Die Dekarbonisierung der Stahlindustrie ist eine der größten Herausforderungen im Kampf gegen den Klimawandel. Allein in Deutschland werden jährlich rund 55 Millionen Tonnen CO2 bei der Stahlherstellung emittiert. Das entspricht sechs Prozent der deutschen Gesamtemissionen. Dem Industriekonsortium „Hylron“ ist mit Unterstützung des Landes Niedersachsen jetzt ein riesiger Schritt gelungen, um genau dieser Herausforderung zu begegnen. Mit Inbetriebnahme der nach eigenen Angaben „weltweit größten“ Direktreduktionsanlage auf dem Gelände des RWE Gaskraftwerks Emsland in Lingen kann Eisenerz allein mithilfe von grünem Wasserstoff, und damit vollständig klimaneutral, reduziert werden.
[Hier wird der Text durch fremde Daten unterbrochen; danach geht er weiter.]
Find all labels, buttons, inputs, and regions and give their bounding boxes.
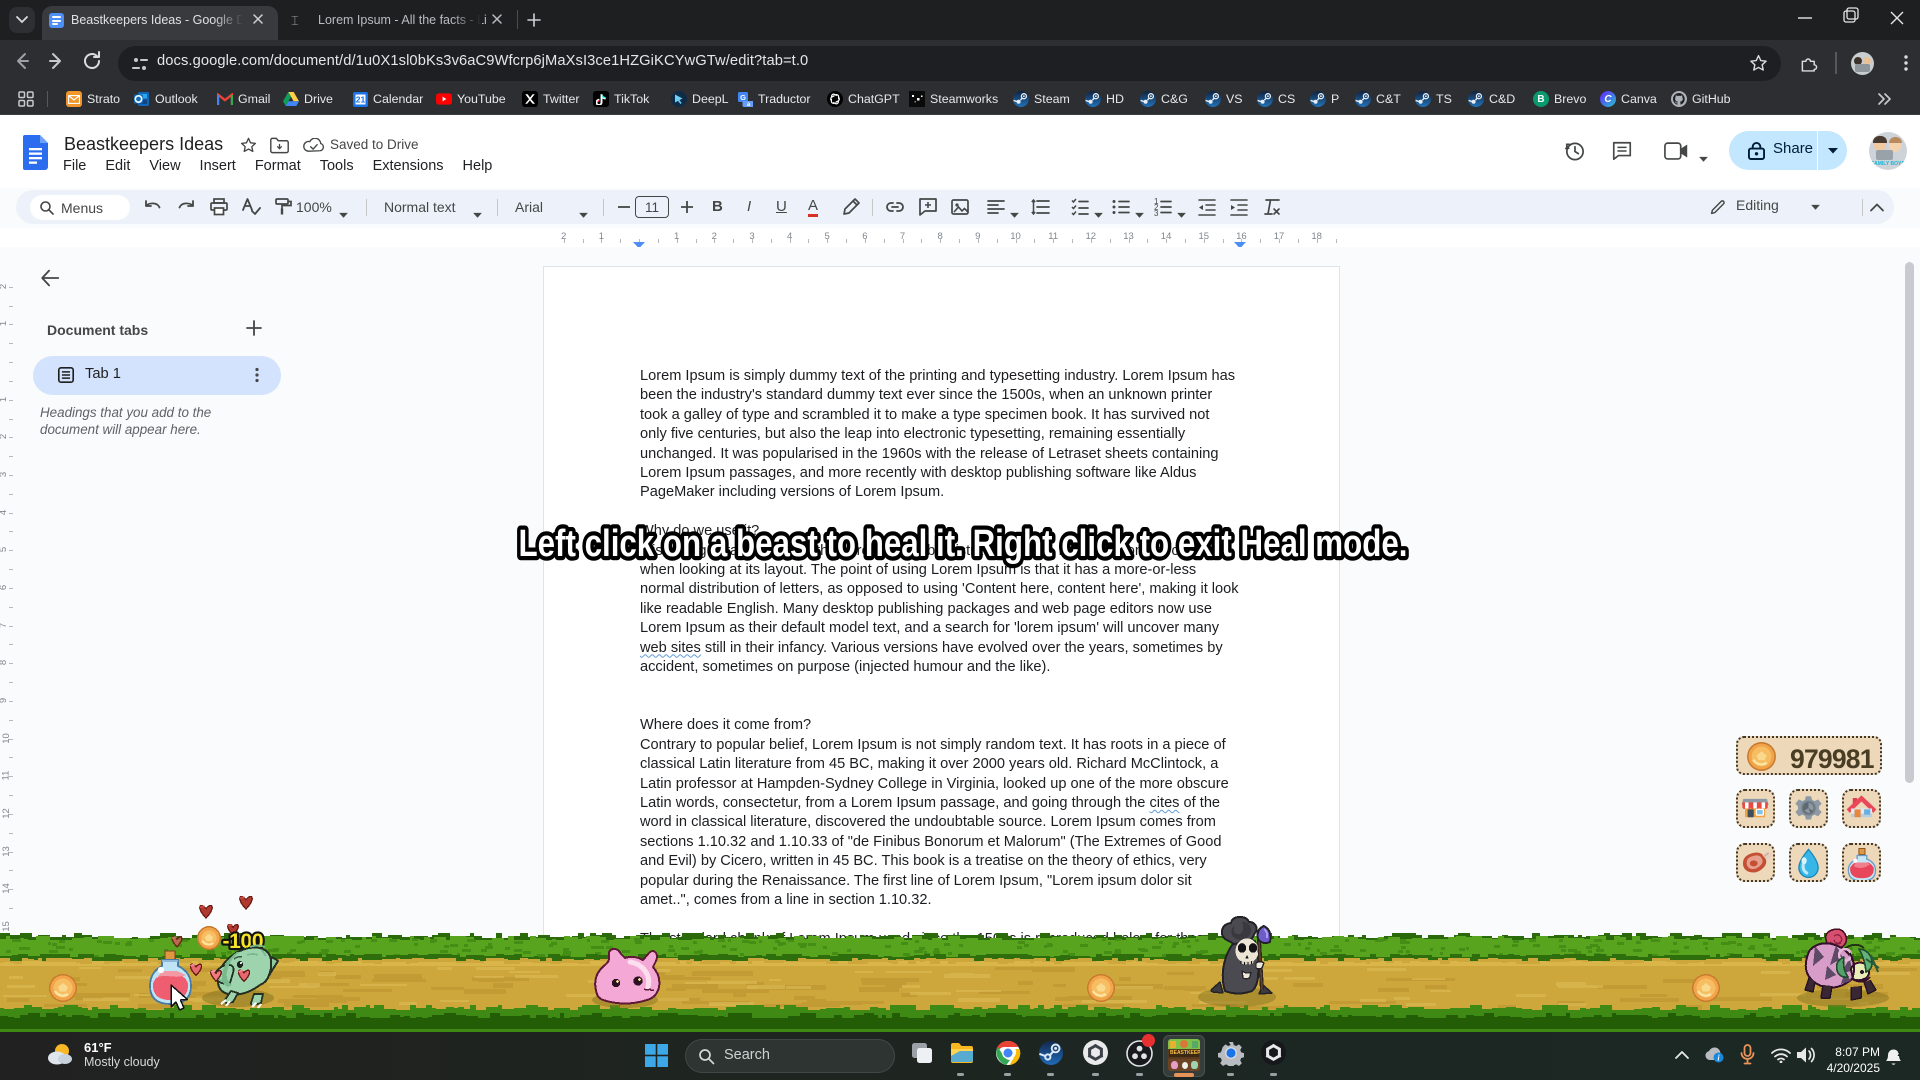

Das Niedersächsische Umweltministerium fördert die Errichtung der Anlage mit drei Millionen Euro. Die Inbetriebnahme sei „ein wichtiger Schritt auf dem Weg zu einer klimaneutralen Wirtschaft“, betonte Niedersachsens Umwelt- und Energieminister Christian Meyer. Der Einsatz von grünem Wasserstoff in der Stahlproduktion zeige, dass technologische Innovationen einen „entscheidenden Beitrag zum Schutz der Umwelt“ leisten könnten. „Die erfolgreiche Umsetzung dieses Projekts unterstreicht außerdem die Attraktivität Niedersachsens als Standort für die Zukunftstechnologie Wasserstoff und untermauert Niedersachsens Weg grünes Wasserstoffland Nr.1 in Deutschland zu werden“, so Meyer.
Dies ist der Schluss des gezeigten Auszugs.